Content, the manuscript can be divided into three departments. A longer table n 3-101 for all odd numbers the fraction 2 / n is as a sum of unit fractions, found in the first part, which deals with 40 arithmetic and algebraic problems. The second part presents 20 geometrical problems and treated room contents and surface areas of different characters and the ratio of height to side of the body of a pyramid as their inclination. Two dozen more problems form the third part, based on calculations in addition to the production of bread and beer, as well as to the feeding of poultry and cattle, among others, a mystery object is reproduced here to cats and mice.
Approximate calculation of the area of a circle
In the 48th task Ahmes describes how he calculates the area of a circle is inscribed in a square with a side length of 9 units. From today's perspective, this can be interpreted as giving an approximation of the circle number.
These three Ahmes divides first the sides of the square and thus wins nine equal smaller squares with the side length of 3 units. Then he cuts from the four corner cells away each half and comes over to the figure of an irregular octagon. This octagon is made up of five full and four half to the total of 7 of the small squares, each with 32 = 9 area units together and so has the surface area of 7 • 9 = 63 square units. It is obviously only slightly smaller than the circuit - for the area of which increases Ahmes therefore the content of 64 = 8 • 8 square units, which is not small.

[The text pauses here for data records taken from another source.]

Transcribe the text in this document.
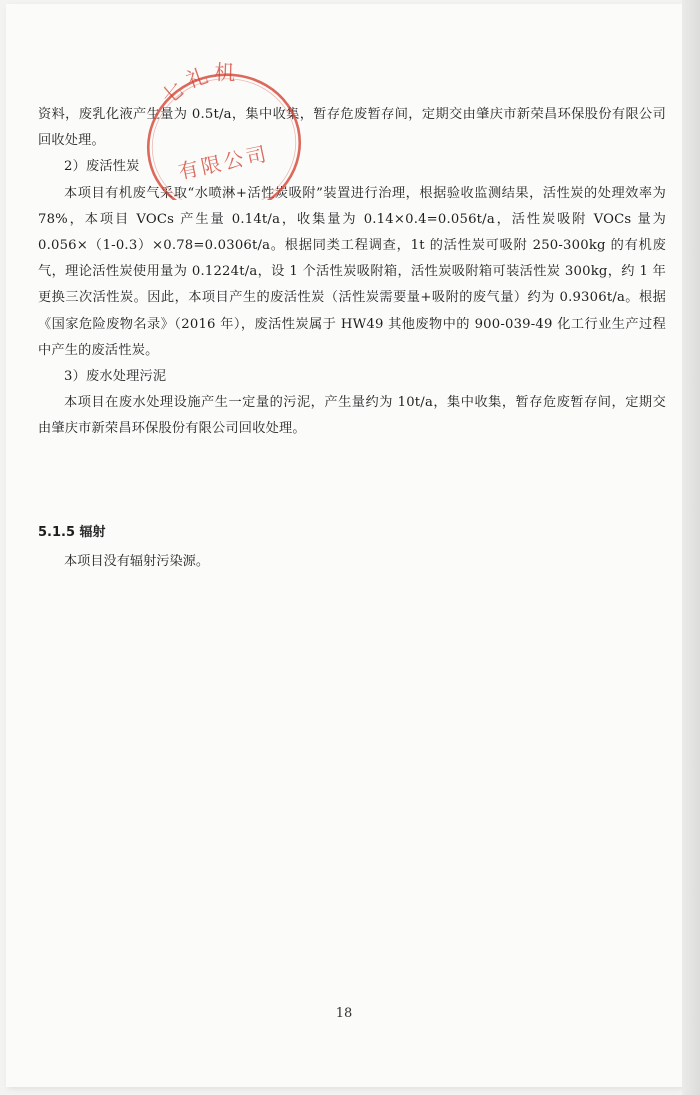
资料，废乳化液产生量为 0.5t/a，集中收集，暂存危废暂存间，定期交由肇庆市新荣昌环保股份有限公司回收处理。

2）废活性炭

本项目有机废气采取“水喷淋+活性炭吸附”装置进行治理，根据验收监测结果，活性炭的处理效率为 78%，本项目 VOCs 产生量 0.14t/a，收集量为 0.14×0.4=0.056t/a，活性炭吸附 VOCs 量为 0.056×（1-0.3）×0.78=0.0306t/a。根据同类工程调查，1t 的活性炭可吸附 250-300kg 的有机废气，理论活性炭使用量为 0.1224t/a，设 1 个活性炭吸附箱，活性炭吸附箱可装活性炭 300kg，约 1 年更换三次活性炭。因此，本项目产生的废活性炭（活性炭需要量+吸附的废气量）约为 0.9306t/a。根据《国家危险废物名录》（2016 年），废活性炭属于 HW49 其他废物中的 900-039-49 化工行业生产过程中产生的废活性炭。

3）废水处理污泥

本项目在废水处理设施产生一定量的污泥，产生量约为 10t/a，集中收集，暂存危废暂存间，定期交由肇庆市新荣昌环保股份有限公司回收处理。

5.1.5 辐射
本项目没有辐射污染源。
18
七礼机
有限公司
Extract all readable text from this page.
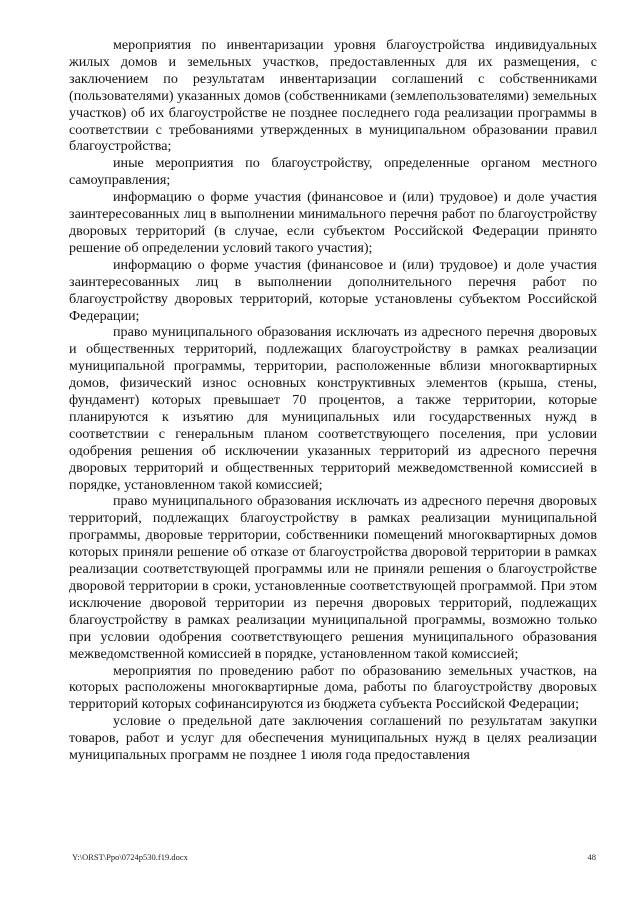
мероприятия по инвентаризации уровня благоустройства индивидуальных жилых домов и земельных участков, предоставленных для их размещения, с заключением по результатам инвентаризации соглашений с собственниками (пользователями) указанных домов (собственниками (землепользователями) земельных участков) об их благоустройстве не позднее последнего года реализации программы в соответствии с требованиями утвержденных в муниципальном образовании правил благоустройства;

иные мероприятия по благоустройству, определенные органом местного самоуправления;

информацию о форме участия (финансовое и (или) трудовое) и доле участия заинтересованных лиц в выполнении минимального перечня работ по благоустройству дворовых территорий (в случае, если субъектом Российской Федерации принято решение об определении условий такого участия);

информацию о форме участия (финансовое и (или) трудовое) и доле участия заинтересованных лиц в выполнении дополнительного перечня работ по благоустройству дворовых территорий, которые установлены субъектом Российской Федерации;

право муниципального образования исключать из адресного перечня дворовых и общественных территорий, подлежащих благоустройству в рамках реализации муниципальной программы, территории, расположенные вблизи многоквартирных домов, физический износ основных конструктивных элементов (крыша, стены, фундамент) которых превышает 70 процентов, а также территории, которые планируются к изъятию для муниципальных или государственных нужд в соответствии с генеральным планом соответствующего поселения, при условии одобрения решения об исключении указанных территорий из адресного перечня дворовых территорий и общественных территорий межведомственной комиссией в порядке, установленном такой комиссией;

право муниципального образования исключать из адресного перечня дворовых территорий, подлежащих благоустройству в рамках реализации муниципальной программы, дворовые территории, собственники помещений многоквартирных домов которых приняли решение об отказе от благоустройства дворовой территории в рамках реализации соответствующей программы или не приняли решения о благоустройстве дворовой территории в сроки, установленные соответствующей программой. При этом исключение дворовой территории из перечня дворовых территорий, подлежащих благоустройству в рамках реализации муниципальной программы, возможно только при условии одобрения соответствующего решения муниципального образования межведомственной комиссией в порядке, установленном такой комиссией;

мероприятия по проведению работ по образованию земельных участков, на которых расположены многоквартирные дома, работы по благоустройству дворовых территорий которых софинансируются из бюджета субъекта Российской Федерации;

условие о предельной дате заключения соглашений по результатам закупки товаров, работ и услуг для обеспечения муниципальных нужд в целях реализации муниципальных программ не позднее 1 июля года предоставления

Y:\ORST\Ppo\0724p530.f19.docx	48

Thus, the area of a circle with the diameter 9 is set equal to the area of a square with sides of length 8. It follows approximately for the content of the circular surface with a radius of 9/2
The value thus determined missed the number by about 0.01890 absolutely and relatively to less than one percent. In the ancient Egyptian number system, this value is not shown in decimal, but as a sum of unit fractions:
The reproduced in the Rhind papyrus method, the wave number can therefore be calculated from the ratio of the areas of the inscribed circle and its circumscribing square,
The a square with 81 units of area inscribed circle actually embraces about 63.617 units of area. In approximation of a circle is here by the set prescribed by Ahmes method based on a square of 9 • 9, mediated by an octagonal figure and its area equal to a square of 8 • 8 - which can be seen as early attempt at squaring the circle well.
Place to keep
The Rhind papyrus or Rhind Mathematical Papyrus (RMP ) is located since 1865 in the possession of the British Museum in London under the inventory numbers PBM 10057 and PBM 10058, apart from some smaller fragments, which were then acquired by Rhind and is now at the Brooklyn Museum in New York are kept.